London, UK

It’s a bit of a running joke in The King’s Singers that I’m not very good at writing my weekly blog posts. I can see why. I wouldn’t say my submissions have necessarily been…routine. But I worry that you’re going to think that what I’m going to write will be, well, boring. I love my life, but why should you?

Anyway, today is very different. I have to tell you about today. There are, of course, the everyday things. I woke up at home in East London this morning, did an hour-long spin class with my flatmate Jessie, then went home and showered, shaved and ate a (reasonably) healthy lunch. But at that point I jumped in a taxi to an extraordinary event that’s happening today: our big 50th anniversary concert here in London, at St John’s, Smith Square. I arrived to watch a workshop  led by four of my illustrious predecessors: the original first countertenor, Nigel Perrin; his successor, Jeremy Jackman; and my bass grandfather and great-grandfather, Colin Mason and Brian Kay. They are all true masters of their craft, and its easy to see how The King’s Singers has thrived with them as members. We then had our own (current) King’s Singers rehearsal, before a little window of private time, during which I’m writing this. Jules and Chris G are taking part in a pre-concert forum with former members in ten minutes, before we all go on stage in just over an hour.

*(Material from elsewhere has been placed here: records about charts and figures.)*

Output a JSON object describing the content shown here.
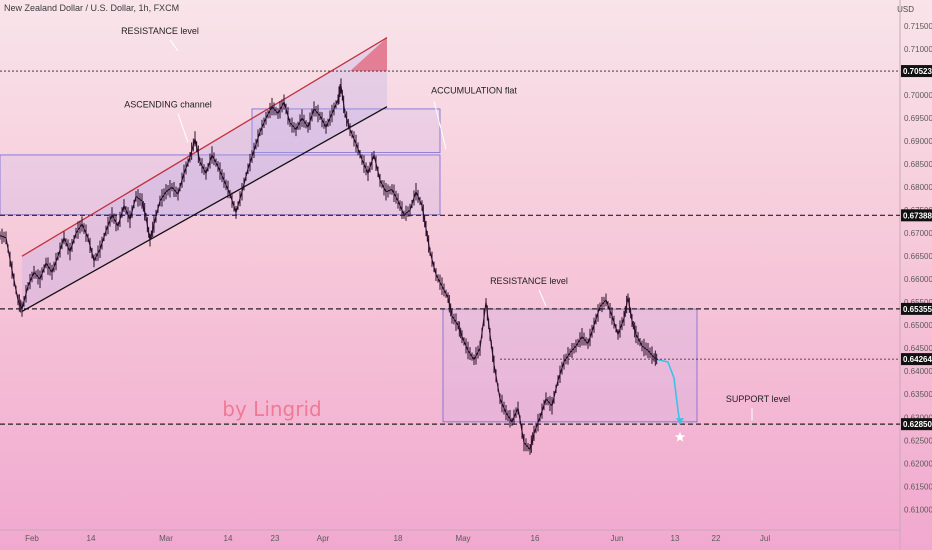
{
  "header": {
    "title": "New Zealand Dollar / U.S. Dollar, 1h, FXCM",
    "currency": "USD"
  },
  "watermark": "by Lingrid",
  "colors": {
    "candle": "#2a0f2a",
    "channel_upper": "#c0323c",
    "channel_lower": "#111111",
    "box_stroke": "#7367d6",
    "box_fill": "rgba(185,170,245,0.18)",
    "channel_fill": "rgba(180,170,235,0.28)",
    "projection": "#3ec1e6",
    "level_line": "#222222",
    "price_label_bg": "#111111",
    "triangle_fill": "rgba(225,60,80,0.55)"
  },
  "chart_data": {
    "type": "line",
    "title": "New Zealand Dollar / U.S. Dollar, 1h, FXCM",
    "xlabel": "",
    "ylabel": "USD",
    "x_range": [
      0,
      900
    ],
    "ylim": [
      0.6055,
      0.7185
    ],
    "x_ticks": [
      {
        "label": "Feb",
        "x": 32
      },
      {
        "label": "14",
        "x": 91
      },
      {
        "label": "Mar",
        "x": 166
      },
      {
        "label": "14",
        "x": 228
      },
      {
        "label": "23",
        "x": 275
      },
      {
        "label": "Apr",
        "x": 323
      },
      {
        "label": "18",
        "x": 398
      },
      {
        "label": "May",
        "x": 463
      },
      {
        "label": "16",
        "x": 535
      },
      {
        "label": "Jun",
        "x": 617
      },
      {
        "label": "13",
        "x": 675
      },
      {
        "label": "22",
        "x": 716
      },
      {
        "label": "Jul",
        "x": 765
      }
    ],
    "y_ticks": [
      0.715,
      0.71,
      0.705,
      0.7,
      0.695,
      0.69,
      0.685,
      0.68,
      0.675,
      0.67,
      0.665,
      0.66,
      0.655,
      0.65,
      0.645,
      0.64,
      0.635,
      0.63,
      0.625,
      0.62,
      0.615,
      0.61
    ],
    "y_tick_labels": [
      "0.71500",
      "0.71000",
      "0.70500",
      "0.70000",
      "0.69500",
      "0.69000",
      "0.68500",
      "0.68000",
      "0.67500",
      "0.67000",
      "0.66500",
      "0.66000",
      "0.65500",
      "0.65000",
      "0.64500",
      "0.64000",
      "0.63500",
      "0.63000",
      "0.62500",
      "0.62000",
      "0.61500",
      "0.61000"
    ],
    "price_series": [
      [
        0,
        0.6695
      ],
      [
        6,
        0.669
      ],
      [
        12,
        0.662
      ],
      [
        18,
        0.6555
      ],
      [
        22,
        0.6535
      ],
      [
        28,
        0.6585
      ],
      [
        34,
        0.6615
      ],
      [
        40,
        0.66
      ],
      [
        46,
        0.6635
      ],
      [
        52,
        0.6615
      ],
      [
        58,
        0.665
      ],
      [
        64,
        0.669
      ],
      [
        70,
        0.666
      ],
      [
        76,
        0.67
      ],
      [
        82,
        0.672
      ],
      [
        88,
        0.669
      ],
      [
        94,
        0.664
      ],
      [
        100,
        0.6665
      ],
      [
        106,
        0.6705
      ],
      [
        112,
        0.674
      ],
      [
        118,
        0.6715
      ],
      [
        124,
        0.676
      ],
      [
        130,
        0.673
      ],
      [
        136,
        0.678
      ],
      [
        142,
        0.677
      ],
      [
        146,
        0.6735
      ],
      [
        150,
        0.6685
      ],
      [
        154,
        0.672
      ],
      [
        160,
        0.677
      ],
      [
        166,
        0.679
      ],
      [
        172,
        0.68
      ],
      [
        178,
        0.6785
      ],
      [
        184,
        0.683
      ],
      [
        190,
        0.6865
      ],
      [
        195,
        0.6905
      ],
      [
        200,
        0.6855
      ],
      [
        206,
        0.683
      ],
      [
        212,
        0.687
      ],
      [
        218,
        0.6845
      ],
      [
        224,
        0.6815
      ],
      [
        230,
        0.6785
      ],
      [
        236,
        0.6745
      ],
      [
        242,
        0.679
      ],
      [
        248,
        0.684
      ],
      [
        254,
        0.688
      ],
      [
        260,
        0.692
      ],
      [
        266,
        0.695
      ],
      [
        272,
        0.6975
      ],
      [
        278,
        0.696
      ],
      [
        284,
        0.6985
      ],
      [
        290,
        0.694
      ],
      [
        296,
        0.6925
      ],
      [
        302,
        0.695
      ],
      [
        308,
        0.693
      ],
      [
        314,
        0.697
      ],
      [
        320,
        0.6955
      ],
      [
        326,
        0.693
      ],
      [
        332,
        0.696
      ],
      [
        338,
        0.699
      ],
      [
        341,
        0.702
      ],
      [
        345,
        0.696
      ],
      [
        350,
        0.6925
      ],
      [
        356,
        0.6895
      ],
      [
        362,
        0.686
      ],
      [
        368,
        0.683
      ],
      [
        374,
        0.687
      ],
      [
        380,
        0.6815
      ],
      [
        386,
        0.679
      ],
      [
        392,
        0.6795
      ],
      [
        398,
        0.677
      ],
      [
        404,
        0.674
      ],
      [
        410,
        0.675
      ],
      [
        416,
        0.679
      ],
      [
        422,
        0.676
      ],
      [
        426,
        0.671
      ],
      [
        430,
        0.666
      ],
      [
        436,
        0.661
      ],
      [
        442,
        0.6585
      ],
      [
        448,
        0.656
      ],
      [
        452,
        0.652
      ],
      [
        458,
        0.65
      ],
      [
        462,
        0.6475
      ],
      [
        468,
        0.6445
      ],
      [
        474,
        0.6425
      ],
      [
        480,
        0.645
      ],
      [
        486,
        0.655
      ],
      [
        490,
        0.648
      ],
      [
        494,
        0.6415
      ],
      [
        500,
        0.634
      ],
      [
        506,
        0.631
      ],
      [
        512,
        0.629
      ],
      [
        518,
        0.632
      ],
      [
        524,
        0.6245
      ],
      [
        530,
        0.623
      ],
      [
        534,
        0.6265
      ],
      [
        540,
        0.63
      ],
      [
        546,
        0.634
      ],
      [
        552,
        0.6325
      ],
      [
        558,
        0.638
      ],
      [
        564,
        0.642
      ],
      [
        570,
        0.644
      ],
      [
        576,
        0.6455
      ],
      [
        582,
        0.6475
      ],
      [
        588,
        0.646
      ],
      [
        594,
        0.65
      ],
      [
        600,
        0.654
      ],
      [
        606,
        0.6555
      ],
      [
        612,
        0.652
      ],
      [
        618,
        0.648
      ],
      [
        624,
        0.6515
      ],
      [
        628,
        0.656
      ],
      [
        632,
        0.651
      ],
      [
        636,
        0.648
      ],
      [
        642,
        0.6455
      ],
      [
        648,
        0.6445
      ],
      [
        654,
        0.643
      ],
      [
        658,
        0.6425
      ]
    ],
    "projection": [
      [
        658,
        0.6425
      ],
      [
        668,
        0.642
      ],
      [
        674,
        0.6385
      ],
      [
        678,
        0.6315
      ],
      [
        680,
        0.6285
      ]
    ],
    "levels": [
      {
        "label": "0.70523",
        "value": 0.70523,
        "style": "dotted"
      },
      {
        "label": "0.67388",
        "value": 0.67388,
        "style": "dashed"
      },
      {
        "label": "0.65355",
        "value": 0.65355,
        "style": "dashed"
      },
      {
        "label": "0.64264",
        "value": 0.64264,
        "style": "dotted-thin"
      },
      {
        "label": "0.62850",
        "value": 0.6285,
        "style": "dashed"
      }
    ],
    "channel": {
      "upper": [
        [
          22,
          0.665
        ],
        [
          387,
          0.7125
        ]
      ],
      "lower": [
        [
          22,
          0.653
        ],
        [
          387,
          0.6975
        ]
      ]
    },
    "zones": [
      {
        "x0": 252,
        "x1": 440,
        "y_top": 0.697,
        "y_bot": 0.6875
      },
      {
        "x0": 0,
        "x1": 440,
        "y_top": 0.687,
        "y_bot": 0.674
      },
      {
        "x0": 443,
        "x1": 697,
        "y_top": 0.6535,
        "y_bot": 0.629
      }
    ],
    "annotations": [
      {
        "text": "RESISTANCE level",
        "x": 160,
        "y": 0.7133
      },
      {
        "text": "ASCENDING channel",
        "x": 168,
        "y": 0.6973
      },
      {
        "text": "ACCUMULATION flat",
        "x": 474,
        "y": 0.7004
      },
      {
        "text": "RESISTANCE level",
        "x": 529,
        "y": 0.659
      },
      {
        "text": "SUPPORT level",
        "x": 758,
        "y": 0.6333
      }
    ]
  }
}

What’s so special about today is being surrounded by so many people without whom our group would no longer exist, all under one roof. Former members, managers and collaborators are united with all the people without whom our lives would fall apart today. This evening’s concert is about so much more than the six of us on stage; it’s a celebration of all the people who are part of The King’s Singers family, and whose contributions, however big or small, have made a real impact on our lives.

I should go and get ready, but before I do – in case you’re here this evening – please know that I am enormously grateful that you’re here with us, to give thanks for everything The King’s Singers have achieved in fifty years, and to celebrate the power of music to bring us all together. I think it will be a very special night.